Mr Orban's advertisement in Monday's edition of the Daily Mail told voters that the decision to stay in the EU was theirs, "but I would like you to know that Hungary is proud to stand with you as a member of the European Union".
The advertisement even carries Mr Orban's signature, lending his weight to the emotional appeals from other EU leaders for pro-European sentiment and solidarity, as well as warnings that the economic consequences of Britain leaving the bloc would be dire, reported The Financial Times.
France's biggest businesses, from Airbus to Michelin, have implored their "amis britanniques" to stay in the EU in a cross-Channel love letter published in several British dailies, reported Agence France- Presse.
"S'il vous plait, amis britanniques remain!" (Please stay, British friends.) We love you, but we are in business not just in love," read the letter published in The Sun, The Telegraph and The Times.
"Our companies invest in the UK and employ thousands all over England, Scotland, Wales and Northern Ireland, in every walk of life. We invest because you are a leader in Europe's single market and we all trade freely within the EU," it continued.
The letter, signed by 34 of France's top businesses, said that this investment depended on the United Kingdom being "firmly and lastingly anchored within the single market".
Earlier this month, German news magazine Der Spiegel had published a special bilingual edition with the words "Please Don't Go" set against the Union Jack. And Sweden's biggest financial daily Dagens Industri channelled the country's popular band Abba to urge Britons "to take a chance on EU", reported The Financial Times.
But Mr Orban's advertisement is the first by an EU leader spending public funds on an ad in a British paper for a "Remain" vote.

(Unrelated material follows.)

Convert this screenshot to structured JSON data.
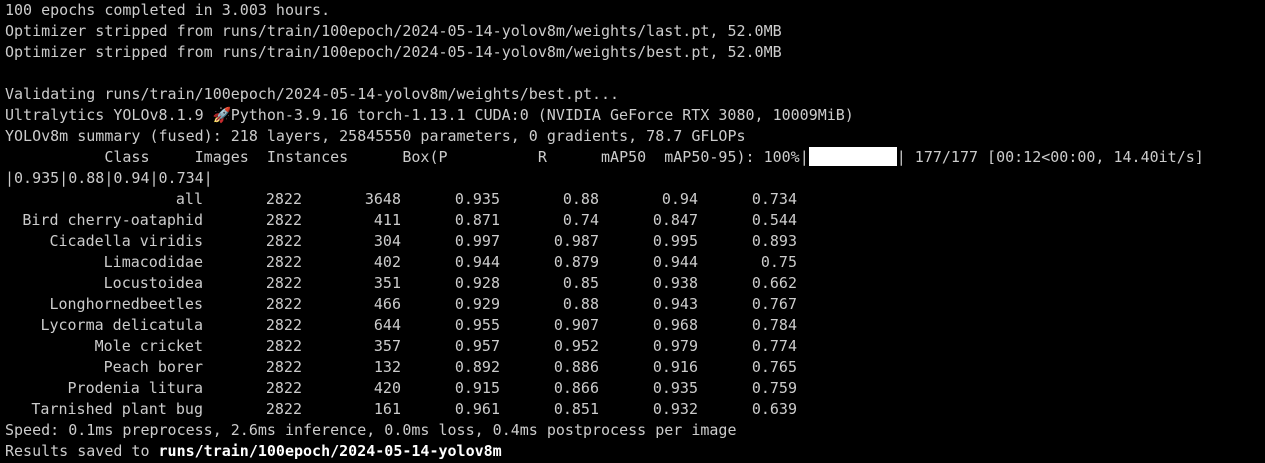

Until recently, most EU leaders had refrained from becoming directly involved in the referendum, fearing a backlash against foreign interference, but an apparent swing in public opinion towards a "Leave" vote is likely to have encouraged them to speak out.
US President Barack Obama and German Chancellor Angela Merkel have also supported the fight for Britain to remain in the EU.
But Mr Orban's advertisement drew a negative reaction from the euro-sceptic Ukip MP for Clacton, Mr Douglas Carswell, who suggested that it had been paid for by the Hungarian Prime Minister's political opponents, the far-right Jobbik Party.
"Quite something that the extremist Jobbik party in Hungary wants us to Remain. You want political union (with) them?" he tweeted.